Just checked the manuals online, and the direct out is definitely unbalanced. They show a diagram of using a TRS cable to connect to it, and that might be causing some confusion- but they also show shorting the ring to the shield in the connector.
It's supposed to be a 75Ohm output, if their block diagram is to be believed. So if you'd like to fake up an impedance-balanced connection to it, you could connect the ring to the shield inside the plug at the board end with a 75-ohm resistor. Whatever is on the far end would see a reasonably impedance balanced signal, and you'd have minimum noise (compared to simply going single-ended).
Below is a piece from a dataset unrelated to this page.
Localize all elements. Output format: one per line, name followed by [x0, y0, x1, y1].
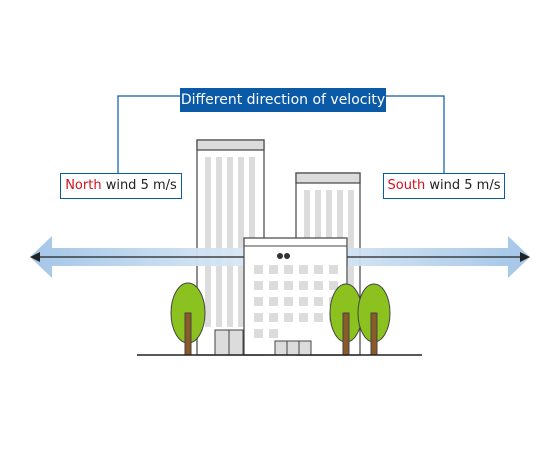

Or, you could simply short ring to shield, and have *almost* the same level of performance. For my money: do it the simple way, unless and until you have a noise problem- and then muck with it, doing the impedance balancing thing (or more likely, putting a transformer in there to get a _real_ balanced differential output).
I just realized that I probably sold Soundcraft a bit short in that last post: impedance balancing really isn't a trivial exercise. The hard thing about doing impedance balancing after the fact (on somebody else's product that you just bought) is that it is very difficult to determine the actual output impedance of a driver. For any active driver, its output resistance as a function of frequency will be a much more complex function than a simple resistor to ground.
When the manufacturer does it, they have the circuit design right in front of them- so they can use a more complex circuit (probably an RC pi section or two) to more closely model the output impedance across all the frequencies of interest. I'll pretty much guarantee that Soundcraft doesn't just use a simple resistor. The closer the impedance match of that balancing circuit to the driver circuit, the better the noise rejection will be at the receiving end.
Anyway, a simple resistor won't be perfect, but it might be close enough for after-the-fact use. Sorry if that caused any confusion.